After that new song, the trio dashed through a couple of upbeat numbers, "Remember When" and "Energy Spent", before slowing the tempo down with "Wise Man" and "Gather to the Chapel". The band announced to the audience it was a first show of sorts, having just recently parted ways with their old bass player, but it was clear they were comfortable on stage together. The atmosphere was light as the band added comic relief in-between songs (what is it about Kiwis that makes them so amicable and endearing?). The mood did get serious for a brief moment, as Finn dedicated a new song, "Roll of the Eye", to the people of New Zealand, in reference to the recent earthquake. Of course, the air did not stay heavy for long however as the dedication quickly devolved into a discussion about people from Alabama going to the bathroom in their backyard. The set came to a close with "Second Chance", the best track from his debut and the wildly erratic "Lead Balloon". During the latter, Finn grabbed a mini-Theremin device and took to the front of the stage to allow someone from the audience to control the sound waves, before finally bringing the song to a close with some wild, unabashed screaming into his mic.

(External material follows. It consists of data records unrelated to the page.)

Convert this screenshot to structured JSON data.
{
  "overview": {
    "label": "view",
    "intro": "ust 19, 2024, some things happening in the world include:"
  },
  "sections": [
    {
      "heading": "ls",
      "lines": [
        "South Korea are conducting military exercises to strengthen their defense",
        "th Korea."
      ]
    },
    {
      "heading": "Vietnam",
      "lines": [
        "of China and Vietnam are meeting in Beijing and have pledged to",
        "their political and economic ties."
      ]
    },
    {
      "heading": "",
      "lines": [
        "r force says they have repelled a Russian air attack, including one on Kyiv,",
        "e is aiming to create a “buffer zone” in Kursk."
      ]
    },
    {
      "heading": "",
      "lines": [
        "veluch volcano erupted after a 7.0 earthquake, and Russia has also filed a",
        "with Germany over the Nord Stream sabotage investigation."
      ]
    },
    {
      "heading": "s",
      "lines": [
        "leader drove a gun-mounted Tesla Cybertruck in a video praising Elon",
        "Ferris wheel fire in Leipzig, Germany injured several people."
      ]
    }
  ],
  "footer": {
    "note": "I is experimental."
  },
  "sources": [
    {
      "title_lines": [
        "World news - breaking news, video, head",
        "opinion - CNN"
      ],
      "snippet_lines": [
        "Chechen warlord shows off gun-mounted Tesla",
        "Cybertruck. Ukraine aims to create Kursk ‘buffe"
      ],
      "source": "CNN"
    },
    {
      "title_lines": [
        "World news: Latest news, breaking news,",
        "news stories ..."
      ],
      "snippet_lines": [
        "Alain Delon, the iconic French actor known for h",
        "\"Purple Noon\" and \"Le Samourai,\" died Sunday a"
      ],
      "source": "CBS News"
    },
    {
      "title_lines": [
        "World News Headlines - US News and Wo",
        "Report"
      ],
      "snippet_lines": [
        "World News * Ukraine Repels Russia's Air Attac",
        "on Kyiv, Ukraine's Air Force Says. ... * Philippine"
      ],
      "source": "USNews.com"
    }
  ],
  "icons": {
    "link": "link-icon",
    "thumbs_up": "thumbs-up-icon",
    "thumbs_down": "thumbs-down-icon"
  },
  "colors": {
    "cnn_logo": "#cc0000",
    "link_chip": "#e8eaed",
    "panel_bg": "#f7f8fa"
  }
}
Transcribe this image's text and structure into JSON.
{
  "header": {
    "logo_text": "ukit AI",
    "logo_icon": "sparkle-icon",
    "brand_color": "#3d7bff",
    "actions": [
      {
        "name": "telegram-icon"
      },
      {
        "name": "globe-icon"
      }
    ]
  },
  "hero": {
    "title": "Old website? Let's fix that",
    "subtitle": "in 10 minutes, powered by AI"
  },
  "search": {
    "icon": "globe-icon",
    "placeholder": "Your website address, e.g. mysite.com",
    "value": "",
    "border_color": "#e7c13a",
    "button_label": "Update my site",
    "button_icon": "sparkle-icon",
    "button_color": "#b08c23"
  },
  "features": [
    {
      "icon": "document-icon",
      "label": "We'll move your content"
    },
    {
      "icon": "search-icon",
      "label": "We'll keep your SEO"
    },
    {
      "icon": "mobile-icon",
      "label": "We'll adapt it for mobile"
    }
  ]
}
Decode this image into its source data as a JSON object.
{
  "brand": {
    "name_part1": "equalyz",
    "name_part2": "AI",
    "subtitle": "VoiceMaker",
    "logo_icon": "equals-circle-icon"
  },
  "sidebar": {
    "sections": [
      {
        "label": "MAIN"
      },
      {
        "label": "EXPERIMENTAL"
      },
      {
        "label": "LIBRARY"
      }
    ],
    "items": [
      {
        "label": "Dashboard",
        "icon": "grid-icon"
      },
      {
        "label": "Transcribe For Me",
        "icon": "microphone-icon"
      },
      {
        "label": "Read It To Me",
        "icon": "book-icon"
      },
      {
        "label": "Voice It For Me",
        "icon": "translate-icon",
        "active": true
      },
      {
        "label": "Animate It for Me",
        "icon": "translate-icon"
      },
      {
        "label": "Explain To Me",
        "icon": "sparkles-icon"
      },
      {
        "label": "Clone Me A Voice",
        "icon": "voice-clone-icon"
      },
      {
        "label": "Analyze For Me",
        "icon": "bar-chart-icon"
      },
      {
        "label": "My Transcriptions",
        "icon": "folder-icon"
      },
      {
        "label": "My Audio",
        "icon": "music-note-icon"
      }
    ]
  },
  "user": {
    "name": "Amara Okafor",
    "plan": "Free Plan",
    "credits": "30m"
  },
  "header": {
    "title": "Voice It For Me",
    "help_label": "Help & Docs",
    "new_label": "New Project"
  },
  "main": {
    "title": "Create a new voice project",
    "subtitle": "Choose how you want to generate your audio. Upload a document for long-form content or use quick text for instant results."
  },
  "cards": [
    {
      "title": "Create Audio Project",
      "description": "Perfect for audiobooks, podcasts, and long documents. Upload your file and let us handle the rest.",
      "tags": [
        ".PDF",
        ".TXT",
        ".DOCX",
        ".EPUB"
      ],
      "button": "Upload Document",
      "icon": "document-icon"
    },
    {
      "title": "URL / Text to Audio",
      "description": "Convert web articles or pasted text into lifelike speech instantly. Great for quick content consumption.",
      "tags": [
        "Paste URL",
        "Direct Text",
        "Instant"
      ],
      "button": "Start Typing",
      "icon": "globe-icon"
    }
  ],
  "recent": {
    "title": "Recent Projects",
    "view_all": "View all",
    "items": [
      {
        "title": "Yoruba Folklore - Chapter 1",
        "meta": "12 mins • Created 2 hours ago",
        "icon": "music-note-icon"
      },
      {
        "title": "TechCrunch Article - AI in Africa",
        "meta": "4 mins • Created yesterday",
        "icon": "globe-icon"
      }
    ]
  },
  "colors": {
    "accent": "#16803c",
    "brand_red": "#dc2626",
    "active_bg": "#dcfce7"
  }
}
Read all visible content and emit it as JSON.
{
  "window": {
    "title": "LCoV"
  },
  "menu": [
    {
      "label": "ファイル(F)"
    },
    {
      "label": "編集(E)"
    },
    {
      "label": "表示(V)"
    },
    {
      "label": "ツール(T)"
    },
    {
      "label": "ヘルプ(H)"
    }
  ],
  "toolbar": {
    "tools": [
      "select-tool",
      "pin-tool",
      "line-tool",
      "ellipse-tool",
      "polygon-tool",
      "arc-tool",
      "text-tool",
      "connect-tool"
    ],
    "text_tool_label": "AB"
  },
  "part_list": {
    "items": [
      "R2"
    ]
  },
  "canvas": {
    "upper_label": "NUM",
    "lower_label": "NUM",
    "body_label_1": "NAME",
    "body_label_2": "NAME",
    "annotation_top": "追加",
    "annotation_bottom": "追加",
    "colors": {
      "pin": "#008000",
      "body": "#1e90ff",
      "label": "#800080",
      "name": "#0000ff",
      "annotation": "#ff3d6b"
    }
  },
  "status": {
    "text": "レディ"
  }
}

For the encore, Finn was back on stage alone for a rendition of “Fire in Your Belly” and another instrumental created on the spot using looped guitar tracks and drums. While he seems to possess an ability to write delicate, intricate pop songs with ease, Finn's heart belongs behind the drum kit; his ramshackle style influenced by the likes of Keith Moon and Animal. However Finn perhaps described his style best during an extended pause in a drum solo. As he paused in wait, staring at the crowd, someone from the audience shouted, “Don’t fuck it up” to which Finn smiled and retorted “It’s just like feeding a child”, before jumping back in. To close the set, the other members then joined him on stage for a rendition of “This Place Is Killing Me”.

The live performance does lack some of the more subtle electronic nuances of his records, but he more than makes up for it with an engaging, energetic performance which cannot fully be captured in a recording. In the end, the only thing in the room that could even compete with Finn’s restless energy was his impressive talent as a musician.